Saturday, June 21, 2014

Sprintgtime In Denali Park, Alaska

(click on any photo to enlarge it)
I say "springtime", you think "blue sky and some snowy mountains."

Well, that's part of the picture. It's hard to believe it's already a month since I visited Denali National Park during the "shoulder season" of Spring. It's harder to believe how different that was from my previous trips there, mostly done in Summer and Fall.

As I wrote in my last post Put Your Head On My Shoulder Season, this post will be short on words (well, at least considering my tendency to expand on the words side of things), and long on photos. 

Denali is a huge park, with one 92 mile-long road that is typically open only for Park Service shuttles, but during the early Spring, when the shuttles aren't running, you can drive your own car for about 30 miles. And of course - There are hardly any people in the park or on the road, and it's basically you and nature much of the time. Add to it the tendency of snow to fall when it's cold, and you get views like these:


Denali is waking up! While well equipped to deal with the harsh winter, when temperatures easily drop to -40, everyone is happy when it's warm (30F/-1C) and there's again some green on the ground. Look at one happy bunny, which has just turned from its white coat to its summery attire:

Did you know that in Denali, the bunny community has a cycle of 11 years? And that this cycle is a great example of food chains? This is how it works: the Snowshoe Hare (the official name of this cute bunny) thrives on  the leaves of the willow trees. They eat tons of them! The problem is - the caribou (pictured above), also use the willow tree leaves as their major source of food. So tens of thousands of bunnies eat the willow, and leave little to the caribou who in tern dwindle in population because of poor diet. 

But - The caribou is the main source of food for the wolf. So the wolves get hungry - and turn to eating the bunnies instead. Then there are fewer bunnies, more willow trees for the caribou, a greater number of caribou and the bunny population recovers because the wolves are not interested in them anymore. And this whole cycle takes 11 years.

Doesn't seem this guy cares about that, though!

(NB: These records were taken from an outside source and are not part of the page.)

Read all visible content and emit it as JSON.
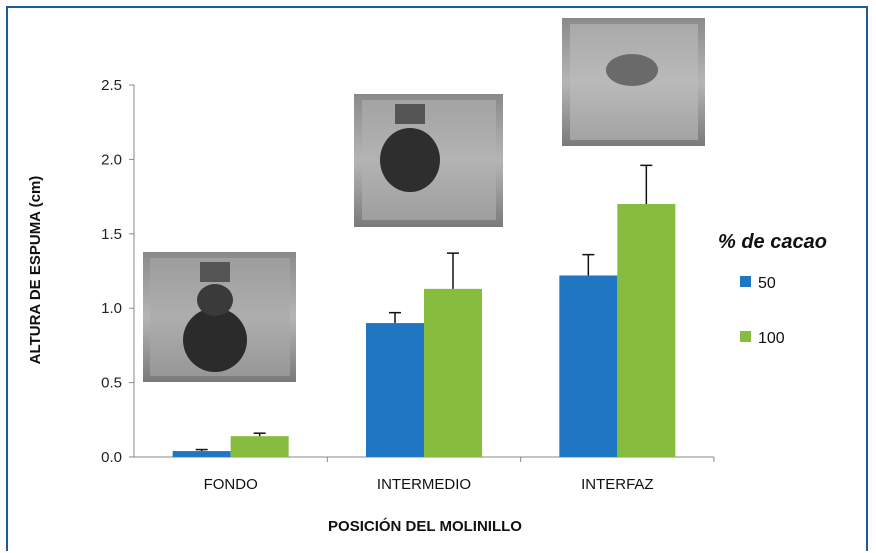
{
  "chart_data": {
    "type": "bar",
    "categories": [
      "FONDO",
      "INTERMEDIO",
      "INTERFAZ"
    ],
    "series": [
      {
        "name": "50",
        "values": [
          0.04,
          0.9,
          1.22
        ],
        "errors": [
          0.01,
          0.07,
          0.14
        ],
        "color": "#1f77c4"
      },
      {
        "name": "100",
        "values": [
          0.14,
          1.13,
          1.7
        ],
        "errors": [
          0.02,
          0.24,
          0.26
        ],
        "color": "#86bd3f"
      }
    ],
    "xlabel": "POSICIÓN DEL MOLINILLO",
    "ylabel": "ALTURA DE ESPUMA (cm)",
    "ylim": [
      0,
      2.5
    ],
    "yticks": [
      "0.0",
      "0.5",
      "1.0",
      "1.5",
      "2.0",
      "2.5"
    ],
    "grid": false,
    "legend": {
      "title": "% de cacao",
      "placement": "right"
    }
  },
  "photos": [
    "foam-photo-fondo",
    "foam-photo-intermedio",
    "foam-photo-interfaz"
  ]
}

Yeah, the ground squirrel is more concerned about a Grizzly bear chasing it for fun and digging it out of its hole in the ground.

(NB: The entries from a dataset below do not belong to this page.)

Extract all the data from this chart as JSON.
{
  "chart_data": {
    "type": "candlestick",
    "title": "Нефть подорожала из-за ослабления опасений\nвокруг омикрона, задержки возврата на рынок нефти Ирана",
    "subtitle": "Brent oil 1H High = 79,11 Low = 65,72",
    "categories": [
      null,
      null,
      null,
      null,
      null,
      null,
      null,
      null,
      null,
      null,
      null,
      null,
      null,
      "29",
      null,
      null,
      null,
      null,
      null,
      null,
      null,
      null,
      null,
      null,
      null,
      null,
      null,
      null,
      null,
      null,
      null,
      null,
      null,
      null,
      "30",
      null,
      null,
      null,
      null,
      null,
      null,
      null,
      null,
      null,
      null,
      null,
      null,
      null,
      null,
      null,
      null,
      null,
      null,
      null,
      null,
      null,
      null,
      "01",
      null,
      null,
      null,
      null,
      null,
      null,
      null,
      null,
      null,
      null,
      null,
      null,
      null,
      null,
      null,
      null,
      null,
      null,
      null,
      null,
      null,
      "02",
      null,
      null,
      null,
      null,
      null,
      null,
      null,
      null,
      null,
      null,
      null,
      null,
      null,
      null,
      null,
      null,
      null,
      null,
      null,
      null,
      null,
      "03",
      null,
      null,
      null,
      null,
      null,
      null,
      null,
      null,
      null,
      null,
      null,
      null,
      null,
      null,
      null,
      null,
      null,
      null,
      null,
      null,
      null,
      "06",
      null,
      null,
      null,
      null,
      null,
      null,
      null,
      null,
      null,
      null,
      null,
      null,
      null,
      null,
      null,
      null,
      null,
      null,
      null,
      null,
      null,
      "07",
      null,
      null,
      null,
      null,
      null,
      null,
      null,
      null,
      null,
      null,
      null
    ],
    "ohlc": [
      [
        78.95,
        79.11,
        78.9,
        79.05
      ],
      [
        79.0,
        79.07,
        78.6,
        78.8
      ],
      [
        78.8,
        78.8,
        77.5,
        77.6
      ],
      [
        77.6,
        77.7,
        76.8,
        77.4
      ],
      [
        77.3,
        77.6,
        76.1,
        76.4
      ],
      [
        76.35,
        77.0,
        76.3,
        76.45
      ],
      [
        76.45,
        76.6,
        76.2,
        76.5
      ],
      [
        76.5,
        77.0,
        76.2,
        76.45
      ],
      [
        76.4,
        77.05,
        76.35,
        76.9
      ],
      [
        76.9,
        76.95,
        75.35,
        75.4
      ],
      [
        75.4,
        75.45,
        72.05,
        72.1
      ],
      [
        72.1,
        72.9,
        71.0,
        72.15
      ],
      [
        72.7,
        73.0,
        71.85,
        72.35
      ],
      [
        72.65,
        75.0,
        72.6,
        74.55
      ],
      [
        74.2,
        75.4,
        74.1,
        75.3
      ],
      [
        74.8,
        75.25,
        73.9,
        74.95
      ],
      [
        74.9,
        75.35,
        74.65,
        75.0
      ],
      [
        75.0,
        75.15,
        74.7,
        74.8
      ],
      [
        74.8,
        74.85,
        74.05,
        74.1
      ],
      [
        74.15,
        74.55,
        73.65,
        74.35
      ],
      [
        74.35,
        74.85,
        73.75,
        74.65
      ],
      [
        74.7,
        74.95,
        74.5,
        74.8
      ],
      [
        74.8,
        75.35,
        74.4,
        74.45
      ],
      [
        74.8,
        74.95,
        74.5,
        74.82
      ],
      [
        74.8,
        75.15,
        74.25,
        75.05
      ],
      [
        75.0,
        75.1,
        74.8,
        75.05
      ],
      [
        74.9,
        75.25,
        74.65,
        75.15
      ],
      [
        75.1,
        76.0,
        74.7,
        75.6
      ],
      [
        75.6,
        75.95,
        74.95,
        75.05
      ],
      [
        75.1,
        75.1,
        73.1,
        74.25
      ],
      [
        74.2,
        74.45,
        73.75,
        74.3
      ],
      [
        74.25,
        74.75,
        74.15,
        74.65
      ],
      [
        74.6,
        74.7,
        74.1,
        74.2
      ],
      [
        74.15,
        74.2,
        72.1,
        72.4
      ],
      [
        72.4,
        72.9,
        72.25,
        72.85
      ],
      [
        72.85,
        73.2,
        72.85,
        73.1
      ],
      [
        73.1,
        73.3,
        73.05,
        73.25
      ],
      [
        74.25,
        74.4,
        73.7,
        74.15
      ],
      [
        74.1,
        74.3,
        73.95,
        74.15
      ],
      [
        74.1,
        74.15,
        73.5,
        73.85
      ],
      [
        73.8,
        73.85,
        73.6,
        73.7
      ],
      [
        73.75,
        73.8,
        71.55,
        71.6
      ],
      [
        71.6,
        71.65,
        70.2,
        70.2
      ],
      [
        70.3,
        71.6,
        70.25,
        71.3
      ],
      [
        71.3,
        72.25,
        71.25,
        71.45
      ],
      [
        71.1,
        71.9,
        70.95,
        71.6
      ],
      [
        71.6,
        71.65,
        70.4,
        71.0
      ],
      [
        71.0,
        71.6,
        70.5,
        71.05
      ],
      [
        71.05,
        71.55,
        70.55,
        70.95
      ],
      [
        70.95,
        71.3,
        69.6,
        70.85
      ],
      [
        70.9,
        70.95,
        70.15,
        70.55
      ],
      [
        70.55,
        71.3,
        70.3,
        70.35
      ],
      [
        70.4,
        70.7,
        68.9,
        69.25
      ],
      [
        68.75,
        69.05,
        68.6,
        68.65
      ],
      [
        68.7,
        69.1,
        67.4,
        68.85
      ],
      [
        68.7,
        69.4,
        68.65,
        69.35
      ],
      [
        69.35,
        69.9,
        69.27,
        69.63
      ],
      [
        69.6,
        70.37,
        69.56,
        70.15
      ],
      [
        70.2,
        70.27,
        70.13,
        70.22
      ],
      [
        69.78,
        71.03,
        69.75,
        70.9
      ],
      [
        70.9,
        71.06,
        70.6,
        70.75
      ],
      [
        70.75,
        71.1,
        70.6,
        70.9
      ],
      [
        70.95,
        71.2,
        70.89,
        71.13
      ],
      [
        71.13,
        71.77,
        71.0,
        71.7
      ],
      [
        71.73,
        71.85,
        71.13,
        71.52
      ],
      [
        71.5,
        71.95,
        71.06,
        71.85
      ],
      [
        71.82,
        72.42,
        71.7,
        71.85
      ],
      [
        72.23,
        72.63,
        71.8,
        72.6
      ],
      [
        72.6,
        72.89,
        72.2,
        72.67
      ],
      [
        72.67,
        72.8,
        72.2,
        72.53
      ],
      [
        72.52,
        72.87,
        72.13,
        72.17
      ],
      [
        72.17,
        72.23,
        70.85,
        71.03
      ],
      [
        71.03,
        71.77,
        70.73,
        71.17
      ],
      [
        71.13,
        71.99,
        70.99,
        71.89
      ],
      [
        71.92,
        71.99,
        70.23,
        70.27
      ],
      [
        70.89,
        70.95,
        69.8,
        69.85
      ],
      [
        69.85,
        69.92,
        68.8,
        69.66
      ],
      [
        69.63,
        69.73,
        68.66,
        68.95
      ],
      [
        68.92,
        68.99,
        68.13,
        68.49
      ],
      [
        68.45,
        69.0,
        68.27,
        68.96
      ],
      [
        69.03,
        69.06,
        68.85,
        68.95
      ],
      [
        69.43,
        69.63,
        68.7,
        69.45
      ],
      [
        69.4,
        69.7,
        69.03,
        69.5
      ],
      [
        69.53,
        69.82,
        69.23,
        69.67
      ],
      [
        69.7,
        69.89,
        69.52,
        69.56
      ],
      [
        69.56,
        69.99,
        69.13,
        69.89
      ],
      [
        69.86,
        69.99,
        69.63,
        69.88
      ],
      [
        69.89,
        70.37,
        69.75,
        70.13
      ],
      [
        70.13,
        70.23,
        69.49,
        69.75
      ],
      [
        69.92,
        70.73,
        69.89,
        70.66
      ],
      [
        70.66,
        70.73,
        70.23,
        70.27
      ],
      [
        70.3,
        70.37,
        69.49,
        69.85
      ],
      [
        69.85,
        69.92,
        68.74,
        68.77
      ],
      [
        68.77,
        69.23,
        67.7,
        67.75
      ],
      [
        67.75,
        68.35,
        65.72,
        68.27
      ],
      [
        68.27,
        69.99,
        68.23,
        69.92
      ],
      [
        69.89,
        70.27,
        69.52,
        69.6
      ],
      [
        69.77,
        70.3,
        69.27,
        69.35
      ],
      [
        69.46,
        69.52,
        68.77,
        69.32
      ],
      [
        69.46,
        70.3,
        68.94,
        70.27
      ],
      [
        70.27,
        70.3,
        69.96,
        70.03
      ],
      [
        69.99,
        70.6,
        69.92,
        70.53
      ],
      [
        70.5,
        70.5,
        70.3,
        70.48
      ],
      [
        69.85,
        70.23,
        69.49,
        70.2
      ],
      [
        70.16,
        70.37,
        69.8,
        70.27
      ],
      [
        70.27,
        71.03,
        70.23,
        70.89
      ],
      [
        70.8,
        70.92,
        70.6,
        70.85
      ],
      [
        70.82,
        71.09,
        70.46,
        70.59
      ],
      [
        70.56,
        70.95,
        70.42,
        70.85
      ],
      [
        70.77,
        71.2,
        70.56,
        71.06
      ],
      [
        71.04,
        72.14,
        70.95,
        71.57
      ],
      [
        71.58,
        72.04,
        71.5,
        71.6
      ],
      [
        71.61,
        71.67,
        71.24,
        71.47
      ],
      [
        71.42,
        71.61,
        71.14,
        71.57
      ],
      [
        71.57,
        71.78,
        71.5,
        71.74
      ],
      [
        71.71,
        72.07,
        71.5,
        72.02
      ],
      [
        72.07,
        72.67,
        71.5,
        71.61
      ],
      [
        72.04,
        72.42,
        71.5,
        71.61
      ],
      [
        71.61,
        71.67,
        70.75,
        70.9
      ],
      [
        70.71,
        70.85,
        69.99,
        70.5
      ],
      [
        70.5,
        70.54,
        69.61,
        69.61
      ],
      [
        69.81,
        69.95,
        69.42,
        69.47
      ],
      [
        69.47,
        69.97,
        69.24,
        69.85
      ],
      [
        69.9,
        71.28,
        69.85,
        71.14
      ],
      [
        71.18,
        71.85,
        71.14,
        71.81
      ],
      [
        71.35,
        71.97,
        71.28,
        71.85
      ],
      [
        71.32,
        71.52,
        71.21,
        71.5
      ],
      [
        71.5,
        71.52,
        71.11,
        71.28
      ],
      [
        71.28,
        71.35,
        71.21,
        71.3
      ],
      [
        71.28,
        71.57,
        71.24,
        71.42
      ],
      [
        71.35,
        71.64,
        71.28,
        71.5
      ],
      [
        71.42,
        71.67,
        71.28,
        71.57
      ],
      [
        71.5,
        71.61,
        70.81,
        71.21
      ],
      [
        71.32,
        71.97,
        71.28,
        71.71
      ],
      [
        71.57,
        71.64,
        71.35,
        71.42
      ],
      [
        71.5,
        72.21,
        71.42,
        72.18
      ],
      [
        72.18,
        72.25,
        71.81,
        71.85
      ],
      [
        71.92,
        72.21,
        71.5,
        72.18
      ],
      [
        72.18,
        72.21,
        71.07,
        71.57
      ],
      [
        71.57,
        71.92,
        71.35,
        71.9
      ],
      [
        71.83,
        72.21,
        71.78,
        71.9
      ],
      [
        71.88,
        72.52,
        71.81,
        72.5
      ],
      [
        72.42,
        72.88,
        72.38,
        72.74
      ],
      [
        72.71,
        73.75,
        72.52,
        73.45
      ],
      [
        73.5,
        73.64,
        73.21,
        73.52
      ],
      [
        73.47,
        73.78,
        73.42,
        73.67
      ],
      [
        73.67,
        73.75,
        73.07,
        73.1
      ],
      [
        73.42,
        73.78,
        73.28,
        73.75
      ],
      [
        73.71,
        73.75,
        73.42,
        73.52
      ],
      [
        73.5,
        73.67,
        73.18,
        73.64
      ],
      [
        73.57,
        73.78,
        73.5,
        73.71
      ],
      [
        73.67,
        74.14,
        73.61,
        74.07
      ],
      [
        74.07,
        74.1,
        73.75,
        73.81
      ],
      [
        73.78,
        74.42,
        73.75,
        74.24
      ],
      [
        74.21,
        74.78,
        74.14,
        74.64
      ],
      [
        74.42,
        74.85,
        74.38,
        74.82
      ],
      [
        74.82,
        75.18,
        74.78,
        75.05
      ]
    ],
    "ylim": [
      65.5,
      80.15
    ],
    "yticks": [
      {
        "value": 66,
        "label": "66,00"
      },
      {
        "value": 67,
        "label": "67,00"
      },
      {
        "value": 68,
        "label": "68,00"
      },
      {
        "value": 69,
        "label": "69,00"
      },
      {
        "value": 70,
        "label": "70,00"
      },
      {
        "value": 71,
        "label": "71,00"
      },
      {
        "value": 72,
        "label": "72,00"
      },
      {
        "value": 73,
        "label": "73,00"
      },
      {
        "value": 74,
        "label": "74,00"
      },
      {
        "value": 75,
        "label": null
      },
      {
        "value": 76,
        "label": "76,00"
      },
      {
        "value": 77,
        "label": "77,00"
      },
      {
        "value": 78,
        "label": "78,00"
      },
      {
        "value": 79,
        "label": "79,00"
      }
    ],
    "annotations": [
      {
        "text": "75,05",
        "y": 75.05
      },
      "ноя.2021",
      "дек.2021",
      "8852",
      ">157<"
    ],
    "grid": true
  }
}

Speaking of bears, springtime is also a great season to hike if you don't mind some snow. In return, you get great views, crystal-clear air, and some slippery slopes.

I mean it when I say "slippery slopes!" Can you imagine how hard it is to place your camera on a rock, push the timer button, run fast but carefully on the snow and ice, turn around, and smile, and all in ten seconds? Ha.

The good thing about hiking is that you can see some tame wildlife not too far!

Oh, sorry! did I say "tame"? I meant the Doll Sheep, of course!

So as you see, springtime is fun in Alaska, and you can literally enjoy the best of both words, snow and sun!